Это было крупной удачей в безрадостной жизни мальчика, изменившей к лучшему даже его мизантропический характер. Ведь тут рисование и живопись были не блажью, за которую Суслика шпыняли в обычной школе, а основными предметами. Вскоре Горев стал самым многообещающим учеником в своем классе, хотя школьные задания выполнял без особого воодушевления. Зато исключительной выразительностью и экспрессией отличались его работы на вольные темы. Но вот выбирал он эти темы с тенденцией, которая удручала некоторых его учителей. Негоже ученику, готовящемуся стать художником социалистического реализма, останавливать свое внимание почти исключительно на таких сюжетах, как валяющийся на улице пьяный, ломовик, избивающий свою клячу, пойманный карманный воришка, которого вытаскивает из трамвая возбужденная толпа! Впрочем, времени, чтобы направить недюжинный талант хмурого юнца в более светлую сторону, оставалось еще много.

Так думали воспитатели Горева, но жизнь распорядилась иначе.
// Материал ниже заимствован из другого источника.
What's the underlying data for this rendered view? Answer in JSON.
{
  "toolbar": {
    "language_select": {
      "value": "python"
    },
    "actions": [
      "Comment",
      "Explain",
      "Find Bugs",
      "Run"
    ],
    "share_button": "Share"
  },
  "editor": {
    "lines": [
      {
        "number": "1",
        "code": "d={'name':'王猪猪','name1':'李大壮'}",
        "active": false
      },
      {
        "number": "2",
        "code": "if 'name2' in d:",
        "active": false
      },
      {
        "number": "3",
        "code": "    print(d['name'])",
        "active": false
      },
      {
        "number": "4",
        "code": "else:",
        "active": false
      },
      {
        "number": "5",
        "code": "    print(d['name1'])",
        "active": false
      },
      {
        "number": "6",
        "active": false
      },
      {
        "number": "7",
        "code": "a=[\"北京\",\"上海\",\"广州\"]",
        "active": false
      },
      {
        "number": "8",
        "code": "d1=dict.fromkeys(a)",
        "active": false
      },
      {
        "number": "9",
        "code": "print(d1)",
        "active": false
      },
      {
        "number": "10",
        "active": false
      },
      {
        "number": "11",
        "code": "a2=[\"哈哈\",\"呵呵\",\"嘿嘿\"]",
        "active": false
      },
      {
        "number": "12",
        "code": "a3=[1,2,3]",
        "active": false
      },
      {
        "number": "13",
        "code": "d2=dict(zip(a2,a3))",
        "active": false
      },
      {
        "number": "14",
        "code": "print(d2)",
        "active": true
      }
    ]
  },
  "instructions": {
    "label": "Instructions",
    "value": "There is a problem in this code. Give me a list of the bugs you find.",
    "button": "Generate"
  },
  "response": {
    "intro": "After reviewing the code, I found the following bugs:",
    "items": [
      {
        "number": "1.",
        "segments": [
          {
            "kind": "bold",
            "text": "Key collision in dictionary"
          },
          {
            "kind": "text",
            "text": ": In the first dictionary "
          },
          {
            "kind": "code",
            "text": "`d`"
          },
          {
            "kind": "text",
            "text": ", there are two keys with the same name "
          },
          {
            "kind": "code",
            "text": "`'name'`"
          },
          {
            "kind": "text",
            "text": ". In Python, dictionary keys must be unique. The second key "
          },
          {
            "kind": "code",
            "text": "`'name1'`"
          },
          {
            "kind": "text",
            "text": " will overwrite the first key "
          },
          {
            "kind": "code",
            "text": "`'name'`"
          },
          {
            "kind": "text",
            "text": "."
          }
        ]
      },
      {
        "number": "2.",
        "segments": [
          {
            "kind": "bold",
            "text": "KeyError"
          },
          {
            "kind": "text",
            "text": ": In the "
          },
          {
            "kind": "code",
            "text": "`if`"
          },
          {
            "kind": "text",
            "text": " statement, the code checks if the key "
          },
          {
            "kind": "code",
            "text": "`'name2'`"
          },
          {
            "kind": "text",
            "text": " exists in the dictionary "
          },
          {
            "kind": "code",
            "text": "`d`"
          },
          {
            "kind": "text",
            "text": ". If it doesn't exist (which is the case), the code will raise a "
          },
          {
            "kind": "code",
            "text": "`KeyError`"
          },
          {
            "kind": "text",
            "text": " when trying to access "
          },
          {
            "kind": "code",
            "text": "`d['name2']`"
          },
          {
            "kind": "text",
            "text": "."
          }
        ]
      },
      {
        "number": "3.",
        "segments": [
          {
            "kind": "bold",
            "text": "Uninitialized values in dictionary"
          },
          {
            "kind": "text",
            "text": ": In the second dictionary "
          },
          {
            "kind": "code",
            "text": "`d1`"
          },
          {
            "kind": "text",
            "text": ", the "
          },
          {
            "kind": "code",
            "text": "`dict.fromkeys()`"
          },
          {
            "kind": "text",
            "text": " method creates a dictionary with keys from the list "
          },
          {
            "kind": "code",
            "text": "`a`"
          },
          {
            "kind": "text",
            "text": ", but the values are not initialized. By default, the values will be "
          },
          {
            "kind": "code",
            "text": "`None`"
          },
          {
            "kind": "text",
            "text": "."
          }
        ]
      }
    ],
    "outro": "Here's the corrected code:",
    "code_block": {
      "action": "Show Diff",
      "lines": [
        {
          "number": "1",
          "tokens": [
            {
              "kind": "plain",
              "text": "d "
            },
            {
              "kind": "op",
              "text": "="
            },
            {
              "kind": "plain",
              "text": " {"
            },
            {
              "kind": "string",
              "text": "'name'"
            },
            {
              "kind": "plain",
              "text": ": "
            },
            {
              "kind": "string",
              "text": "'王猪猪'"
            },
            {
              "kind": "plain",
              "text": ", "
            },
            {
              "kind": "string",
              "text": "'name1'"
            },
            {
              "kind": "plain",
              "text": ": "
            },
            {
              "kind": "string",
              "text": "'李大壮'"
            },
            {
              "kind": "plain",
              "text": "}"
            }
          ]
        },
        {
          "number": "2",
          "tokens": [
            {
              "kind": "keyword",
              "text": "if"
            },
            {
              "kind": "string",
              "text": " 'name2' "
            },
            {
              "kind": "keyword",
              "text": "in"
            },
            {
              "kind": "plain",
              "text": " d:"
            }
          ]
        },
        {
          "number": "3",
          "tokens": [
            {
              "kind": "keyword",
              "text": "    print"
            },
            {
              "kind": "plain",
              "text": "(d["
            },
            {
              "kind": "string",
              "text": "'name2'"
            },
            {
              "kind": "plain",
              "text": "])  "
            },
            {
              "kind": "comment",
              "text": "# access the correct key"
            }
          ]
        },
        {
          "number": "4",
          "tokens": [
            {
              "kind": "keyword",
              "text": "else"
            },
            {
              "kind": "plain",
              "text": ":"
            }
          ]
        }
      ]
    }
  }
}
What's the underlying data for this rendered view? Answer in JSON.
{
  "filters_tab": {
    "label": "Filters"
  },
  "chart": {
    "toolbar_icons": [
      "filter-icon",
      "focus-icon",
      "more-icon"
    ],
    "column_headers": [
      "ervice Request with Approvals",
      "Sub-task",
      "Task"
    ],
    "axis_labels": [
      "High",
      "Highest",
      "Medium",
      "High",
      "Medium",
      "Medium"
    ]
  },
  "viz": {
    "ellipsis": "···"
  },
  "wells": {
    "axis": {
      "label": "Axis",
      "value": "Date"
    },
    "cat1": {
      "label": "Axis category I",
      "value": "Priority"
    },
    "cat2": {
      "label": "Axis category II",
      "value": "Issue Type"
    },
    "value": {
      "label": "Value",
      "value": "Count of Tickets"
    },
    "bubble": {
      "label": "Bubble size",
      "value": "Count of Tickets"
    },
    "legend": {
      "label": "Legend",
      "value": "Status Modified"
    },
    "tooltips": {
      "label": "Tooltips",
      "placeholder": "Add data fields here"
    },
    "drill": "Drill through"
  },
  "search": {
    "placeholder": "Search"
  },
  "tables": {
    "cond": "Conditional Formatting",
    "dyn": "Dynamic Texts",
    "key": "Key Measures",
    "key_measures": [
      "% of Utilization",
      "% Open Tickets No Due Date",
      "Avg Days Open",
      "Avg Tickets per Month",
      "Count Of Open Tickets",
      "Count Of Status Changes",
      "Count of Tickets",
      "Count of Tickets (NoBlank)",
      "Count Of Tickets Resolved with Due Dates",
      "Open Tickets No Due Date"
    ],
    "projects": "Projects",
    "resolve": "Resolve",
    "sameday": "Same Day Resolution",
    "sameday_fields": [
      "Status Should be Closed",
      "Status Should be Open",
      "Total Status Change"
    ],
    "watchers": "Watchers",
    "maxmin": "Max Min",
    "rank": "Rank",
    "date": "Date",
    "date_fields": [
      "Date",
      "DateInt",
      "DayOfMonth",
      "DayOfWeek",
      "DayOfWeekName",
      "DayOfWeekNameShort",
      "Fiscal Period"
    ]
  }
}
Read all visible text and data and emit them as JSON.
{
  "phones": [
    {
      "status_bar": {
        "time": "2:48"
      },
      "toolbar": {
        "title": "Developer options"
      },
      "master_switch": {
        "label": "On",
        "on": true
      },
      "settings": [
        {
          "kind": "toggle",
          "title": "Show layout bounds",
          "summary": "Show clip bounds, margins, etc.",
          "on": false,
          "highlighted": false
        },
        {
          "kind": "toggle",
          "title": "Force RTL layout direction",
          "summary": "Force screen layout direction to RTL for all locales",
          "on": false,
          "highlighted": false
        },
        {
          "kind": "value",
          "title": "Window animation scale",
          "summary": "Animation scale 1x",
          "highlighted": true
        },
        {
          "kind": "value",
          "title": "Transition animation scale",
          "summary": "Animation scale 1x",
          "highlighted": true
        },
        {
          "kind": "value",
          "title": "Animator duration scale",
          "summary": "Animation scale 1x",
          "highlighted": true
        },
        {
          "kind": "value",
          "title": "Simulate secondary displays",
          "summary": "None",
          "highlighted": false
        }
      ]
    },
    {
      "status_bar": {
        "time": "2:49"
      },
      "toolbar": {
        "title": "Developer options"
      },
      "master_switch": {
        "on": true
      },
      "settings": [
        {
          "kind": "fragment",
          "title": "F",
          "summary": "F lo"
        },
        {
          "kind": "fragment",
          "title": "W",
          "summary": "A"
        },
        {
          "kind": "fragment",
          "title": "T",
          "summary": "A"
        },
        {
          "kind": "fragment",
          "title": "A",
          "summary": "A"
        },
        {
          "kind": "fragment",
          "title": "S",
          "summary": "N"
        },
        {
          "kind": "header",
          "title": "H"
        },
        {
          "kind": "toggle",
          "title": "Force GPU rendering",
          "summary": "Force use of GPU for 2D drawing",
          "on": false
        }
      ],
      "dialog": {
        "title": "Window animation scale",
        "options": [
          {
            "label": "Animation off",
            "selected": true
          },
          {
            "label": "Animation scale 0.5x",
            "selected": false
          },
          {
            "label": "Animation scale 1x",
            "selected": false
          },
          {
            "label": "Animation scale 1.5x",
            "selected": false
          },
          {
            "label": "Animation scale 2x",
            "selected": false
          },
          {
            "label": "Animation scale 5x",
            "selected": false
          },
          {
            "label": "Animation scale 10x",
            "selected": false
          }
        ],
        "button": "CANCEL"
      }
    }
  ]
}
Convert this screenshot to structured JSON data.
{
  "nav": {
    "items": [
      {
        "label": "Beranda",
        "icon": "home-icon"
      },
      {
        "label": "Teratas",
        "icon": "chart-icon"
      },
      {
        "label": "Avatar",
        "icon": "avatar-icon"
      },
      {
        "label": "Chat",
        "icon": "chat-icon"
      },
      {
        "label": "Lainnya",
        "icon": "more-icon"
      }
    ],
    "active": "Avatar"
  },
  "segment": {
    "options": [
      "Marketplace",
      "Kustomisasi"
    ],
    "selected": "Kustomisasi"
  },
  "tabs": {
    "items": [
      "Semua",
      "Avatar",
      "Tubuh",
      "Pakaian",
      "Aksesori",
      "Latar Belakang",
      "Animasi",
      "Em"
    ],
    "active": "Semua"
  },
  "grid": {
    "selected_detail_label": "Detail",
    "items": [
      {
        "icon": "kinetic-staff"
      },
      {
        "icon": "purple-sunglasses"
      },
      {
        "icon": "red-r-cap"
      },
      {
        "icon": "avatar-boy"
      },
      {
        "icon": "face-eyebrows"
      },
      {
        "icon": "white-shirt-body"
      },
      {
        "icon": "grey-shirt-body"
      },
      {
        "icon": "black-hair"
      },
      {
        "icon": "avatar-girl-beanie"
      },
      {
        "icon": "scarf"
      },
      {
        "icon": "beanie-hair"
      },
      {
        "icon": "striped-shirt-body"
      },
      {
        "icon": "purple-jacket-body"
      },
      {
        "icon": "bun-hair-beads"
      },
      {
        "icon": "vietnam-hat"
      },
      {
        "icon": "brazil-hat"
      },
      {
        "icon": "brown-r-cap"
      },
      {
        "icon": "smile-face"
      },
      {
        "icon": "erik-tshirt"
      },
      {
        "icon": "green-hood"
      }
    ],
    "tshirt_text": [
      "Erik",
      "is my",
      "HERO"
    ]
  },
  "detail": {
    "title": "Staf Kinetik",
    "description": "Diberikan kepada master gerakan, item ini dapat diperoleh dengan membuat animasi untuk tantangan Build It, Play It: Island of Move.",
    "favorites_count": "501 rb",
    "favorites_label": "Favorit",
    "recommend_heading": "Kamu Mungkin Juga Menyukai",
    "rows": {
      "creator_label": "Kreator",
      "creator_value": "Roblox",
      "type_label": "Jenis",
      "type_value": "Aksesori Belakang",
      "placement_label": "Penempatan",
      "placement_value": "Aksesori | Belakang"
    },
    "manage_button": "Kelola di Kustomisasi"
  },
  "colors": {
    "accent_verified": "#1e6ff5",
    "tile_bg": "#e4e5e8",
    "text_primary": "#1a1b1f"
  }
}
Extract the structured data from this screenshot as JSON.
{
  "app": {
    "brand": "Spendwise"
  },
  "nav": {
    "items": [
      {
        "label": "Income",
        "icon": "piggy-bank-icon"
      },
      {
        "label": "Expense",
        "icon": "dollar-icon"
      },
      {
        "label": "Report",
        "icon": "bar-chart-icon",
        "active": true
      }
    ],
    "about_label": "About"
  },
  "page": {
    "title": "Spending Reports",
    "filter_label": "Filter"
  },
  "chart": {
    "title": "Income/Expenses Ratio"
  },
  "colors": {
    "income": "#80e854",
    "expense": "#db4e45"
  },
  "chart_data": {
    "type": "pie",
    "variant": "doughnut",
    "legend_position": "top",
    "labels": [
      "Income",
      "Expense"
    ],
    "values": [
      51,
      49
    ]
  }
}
Оказалось, что некоторое ослабление нелюдимости пошло ему во вред. У Суслика появились приятели среди товарищей по детдому, чего прежде никогда не бывало. Само по себе это было бы отлично, если бы первые в жизни угрюмого мальчика друзья не оказались друзьями по расчету. Им нужен был не он, а его удивительный талант к рисованию. Сами эти ребята учились не в художественной, а в обычной школе и оба были немного старше Горева. Однажды один из них показал Суслику листок из старого отрывного календаря двадцатых годов. На его оборотной стороне было помещено уменьшенное изображение банкноты достоинством в тридцать рублей, самой крупной из тогдашних купюр. Она чаще других привлекала к себе подделывателей еще и тем, что была выполнена в одну, темно-синюю краску, если не считать напечатанного красным номера. Рядом со штриховым рисунком сеятеля с лукошком было выведено красивым курсивом «Три червонца». Ниже, тоже курсивом, была напечатана справка, что банкнота подлежит размену на золото в любом отделении государственного банка СССР из расчета столько-то граммов и столько-то десятитысячных долей грамма за червонец. Дальше шли подписи наркомфина и директора банка.

Спрошенный, может ли он воспроизвести этот рисунок и притом так, чтобы его не могли отличить от рисунка на настоящей купюре, Горев самоуверенно ответил, что это не трудно, но нужно знать его настоящий масштаб. Но вот где взять трехчервонную банкноту, когда никто из них и рубля-то сроду в руках не держал?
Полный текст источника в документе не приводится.